STELLAOPS_SURFACE_BUCKET Bucket name embedded in cas:// URIs (default scanner-artifacts).
STELLAOPS_SURFACE_TENANT Tenant recorded in the manifest (default if omitted).
STELLAOPS_SURFACE_LAYER_FRAGMENTS / ...ENTRYTRACE_GRAPH / ...ENTRYTRACE_NDJSON File paths for the respective artefacts.
STELLAOPS_SURFACE_MANIFEST_OUTPUT Optional path where the manifest JSON should be duplicated for CI artefacts.

Manifests and payloads use the same deterministic layout as Scanner.Worker (scanner/surface/...) so WebService and Offline Kit tooling can consume them without rescanning the image.

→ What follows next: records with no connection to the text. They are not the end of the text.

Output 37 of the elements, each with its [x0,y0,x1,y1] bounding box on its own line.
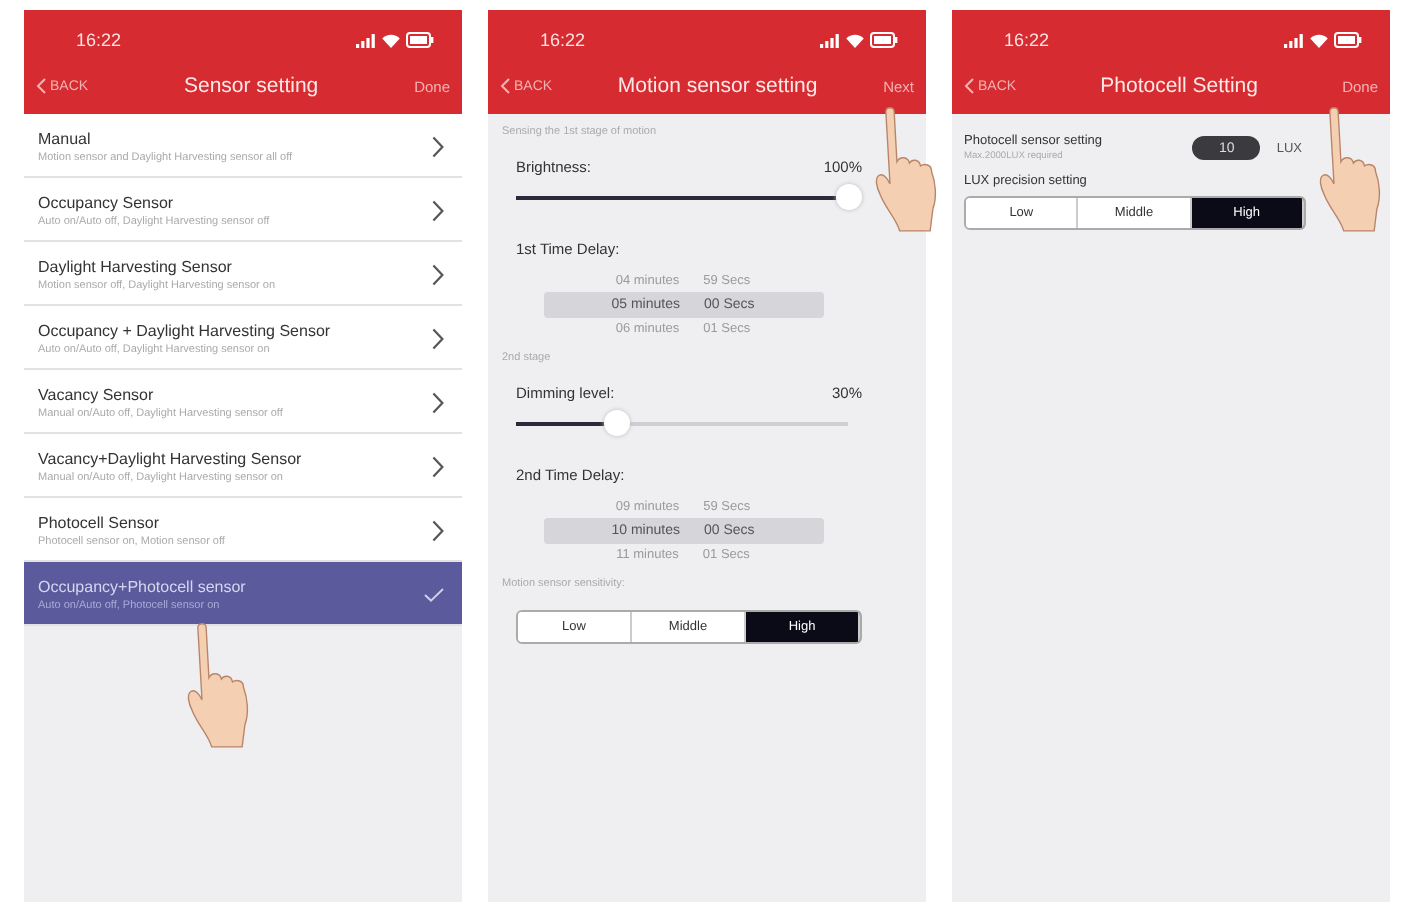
screen-title: Photocell Setting [1100,74,1258,98]
chevron-right-icon [432,327,444,349]
chevron-right-icon [432,199,444,221]
battery-icon [406,32,434,48]
wifi-icon [1310,33,1328,47]
chevron-right-icon [432,519,444,541]
status-time: 16:22 [76,30,122,50]
status-time: 16:22 [1004,30,1050,50]
wifi-icon [846,33,864,47]
mode-title: Vacancy+Daylight Harvesting Sensor [38,449,302,467]
chevron-left-icon [36,78,46,94]
checkmark-icon [424,587,444,601]
mode-title: Daylight Harvesting Sensor [38,257,234,275]
battery-icon [870,32,898,48]
signal-icon [820,33,840,47]
mode-title: Occupancy+Photocell sensor [38,577,246,595]
mode-title: Photocell Sensor [38,513,161,531]
signal-icon [356,33,376,47]
screen-title: Motion sensor setting [617,74,818,98]
battery-icon [1334,32,1362,48]
slider-thumb[interactable] [836,183,862,209]
mode-title: Occupancy Sensor [38,193,176,211]
chevron-left-icon [500,78,510,94]
screen-title: Sensor setting [184,74,319,98]
chevron-right-icon [432,135,444,157]
wifi-icon [382,33,400,47]
chevron-right-icon [432,391,444,413]
chevron-right-icon [432,263,444,285]
mode-title: Vacancy Sensor [38,385,156,403]
slider-thumb[interactable] [603,409,630,435]
status-time: 16:22 [540,30,586,50]
mode-title: Occupancy + Daylight Harvesting Sensor [38,321,331,339]
mode-title: Manual [38,129,93,147]
brightness-slider[interactable] [516,182,862,212]
chevron-right-icon [432,455,444,477]
signal-icon [1284,33,1304,47]
chevron-left-icon [964,78,974,94]
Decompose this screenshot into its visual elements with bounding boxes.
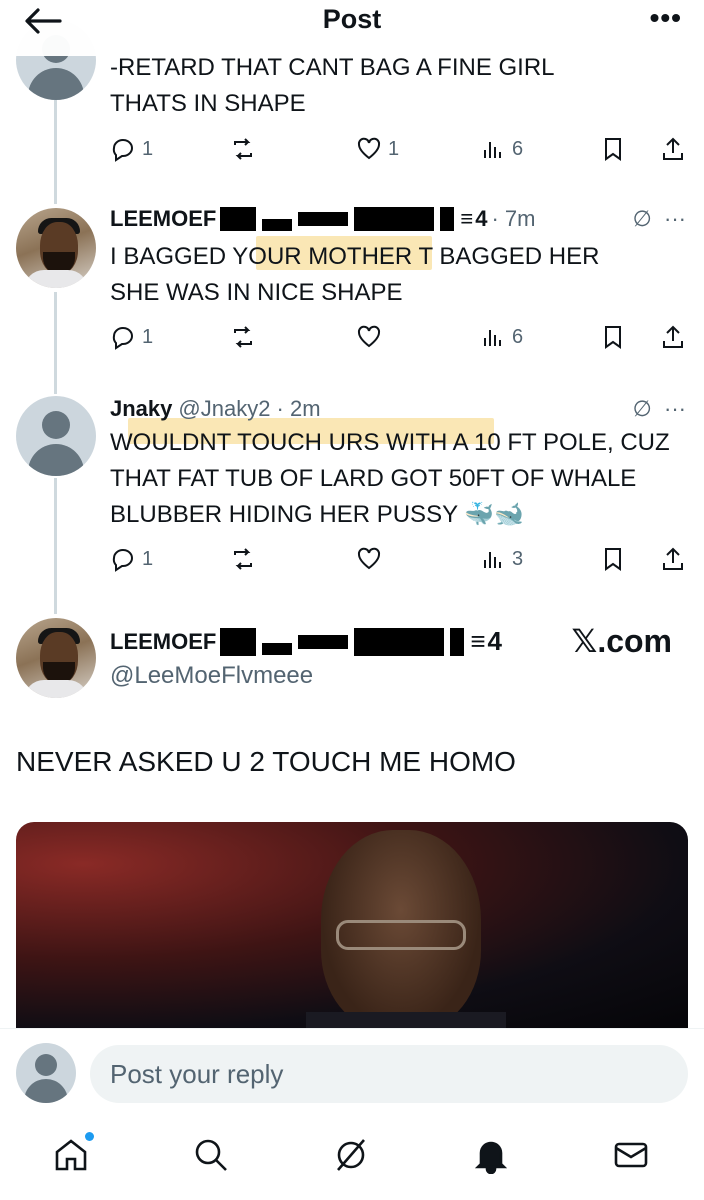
more-options-icon[interactable]: ··· <box>664 206 686 231</box>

5. (Optional) Send the placeholder to an Attestor

The plug-in can POST the descriptor metadata to an Attestor endpoint, returning once it receives an HTTP 202.

python3 - <<'PY' &
from http.server import BaseHTTPRequestHandler, HTTPServer
class Handler(BaseHTTPRequestHandler):
    def do_POST(self):
        _ = self.rfile.read(int(self.headers.get('Content-Length', 0)))
        self.send_response(202); self.end_headers(); self.wfile.write(b'accepted')
    def log_message(self, fmt, *args):
        return
server = HTTPServer(('127.0.0.1', 8085), Handler)
try:
    server.serve_forever()
except KeyboardInterrupt:
    pass
finally:
    server.server_close()
PY
MOCK_PID=$!

dotnet out/buildx/StellaOps.Scanner.Sbomer.BuildXPlugin.dll descriptor \
  --manifest out/buildx \
  --image "$DIGEST" \
  --sbom out/buildx-sbom.cdx.json \
  --attestor http://127.0.0.1:8085/provenance \
  --attestor-token "$STELLAOPS_ATTESTOR_TOKEN" \
  > out/buildx-descriptor.json

kill $MOCK_PID

Set STELLAOPS_ATTESTOR_TOKEN (or pass --attestor-token) when the Attestor requires bearer authentication. Use --attestor-insecure for lab environments with self-signed certificates.

6. CI workflow example

A reusable GitHub Actions workflow is provided under samples/ci/buildx-demo/github-actions-buildx-demo.yml. It publishes the plug-in, runs the handshake, builds the demo image, emits a descriptor, and uploads both the descriptor and the mock-Attestor request as artefacts.

Add the workflow to your repository (or call it via workflow_call) and adjust the SBOM path + Attestor URL as needed. The workflow also re-runs the descriptor command and diffs the results (ignoring the generatedAt timestamp) so you catch regressions that would break deterministic CI use.

For deeper integration guidance (custom SBOM builders, exporting DSSE bundles), track ADRs in docs/modules/scanner/architecture.md §7 and follow upcoming Attestor API releases.